Take summarization, for example. It is not simply about shortening a text. It involves reading a long piece, judging what is essential, and rearranging the important content into a coherent flow, all while identifying the structure of the text, discarding less important parts, and preserving the central idea. Translation is not mechanical word substitution either. It requires understanding an expression and its context in one language, then rendering it naturally in the structure of another. Recommendation systems work similarly, not just recording "this person likes this" but analyzing past choice patterns to predict what they are likely to choose next.

On the surface, summarization, translation, and recommendations look like completely different activities.

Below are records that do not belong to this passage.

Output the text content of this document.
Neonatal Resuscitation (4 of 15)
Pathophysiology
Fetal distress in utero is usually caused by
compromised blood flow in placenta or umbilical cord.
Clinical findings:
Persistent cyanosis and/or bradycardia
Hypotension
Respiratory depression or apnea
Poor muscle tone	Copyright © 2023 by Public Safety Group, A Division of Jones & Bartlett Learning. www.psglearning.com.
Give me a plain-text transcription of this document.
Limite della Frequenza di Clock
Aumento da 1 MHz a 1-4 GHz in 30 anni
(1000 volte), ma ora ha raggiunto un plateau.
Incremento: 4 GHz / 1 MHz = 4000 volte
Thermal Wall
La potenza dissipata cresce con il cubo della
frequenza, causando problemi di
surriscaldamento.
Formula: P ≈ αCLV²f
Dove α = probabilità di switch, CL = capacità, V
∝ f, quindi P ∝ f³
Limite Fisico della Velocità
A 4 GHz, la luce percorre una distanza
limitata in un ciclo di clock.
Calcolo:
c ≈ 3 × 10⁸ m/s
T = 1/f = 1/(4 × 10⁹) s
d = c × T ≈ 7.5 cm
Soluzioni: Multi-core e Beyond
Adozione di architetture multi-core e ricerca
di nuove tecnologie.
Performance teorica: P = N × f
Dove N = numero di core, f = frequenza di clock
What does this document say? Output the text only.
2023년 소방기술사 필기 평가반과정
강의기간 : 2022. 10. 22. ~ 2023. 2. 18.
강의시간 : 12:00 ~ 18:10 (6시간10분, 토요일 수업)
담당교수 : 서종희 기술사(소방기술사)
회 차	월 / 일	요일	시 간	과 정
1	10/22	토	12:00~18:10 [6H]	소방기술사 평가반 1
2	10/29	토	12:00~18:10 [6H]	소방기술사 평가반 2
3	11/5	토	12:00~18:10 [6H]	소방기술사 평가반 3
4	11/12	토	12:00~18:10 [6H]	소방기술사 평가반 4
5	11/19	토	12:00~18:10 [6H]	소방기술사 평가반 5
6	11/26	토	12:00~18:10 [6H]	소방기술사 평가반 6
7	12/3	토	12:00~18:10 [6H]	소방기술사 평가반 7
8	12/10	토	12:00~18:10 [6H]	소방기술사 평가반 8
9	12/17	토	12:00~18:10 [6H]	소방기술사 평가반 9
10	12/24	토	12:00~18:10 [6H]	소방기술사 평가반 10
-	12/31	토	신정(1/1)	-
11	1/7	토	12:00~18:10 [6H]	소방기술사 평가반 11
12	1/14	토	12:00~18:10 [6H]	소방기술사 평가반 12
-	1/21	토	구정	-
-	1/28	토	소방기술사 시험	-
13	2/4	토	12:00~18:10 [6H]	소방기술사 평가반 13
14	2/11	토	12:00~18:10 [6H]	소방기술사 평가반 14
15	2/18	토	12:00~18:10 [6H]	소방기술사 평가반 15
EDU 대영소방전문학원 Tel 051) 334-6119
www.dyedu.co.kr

But all of them involve finding recurring structures in vast amounts of information and using those structures to produce the next result.

This is where AI shows a distinct advantage over humans. AI calculates patterns from massive datasets and predicts with great precision the likelihood that those patterns will appear again.

AI does not think the same way humans do, but through this probabilistic pattern analysis, it has reached a level where it can produce results that match, or even exceed, human intellectual activity.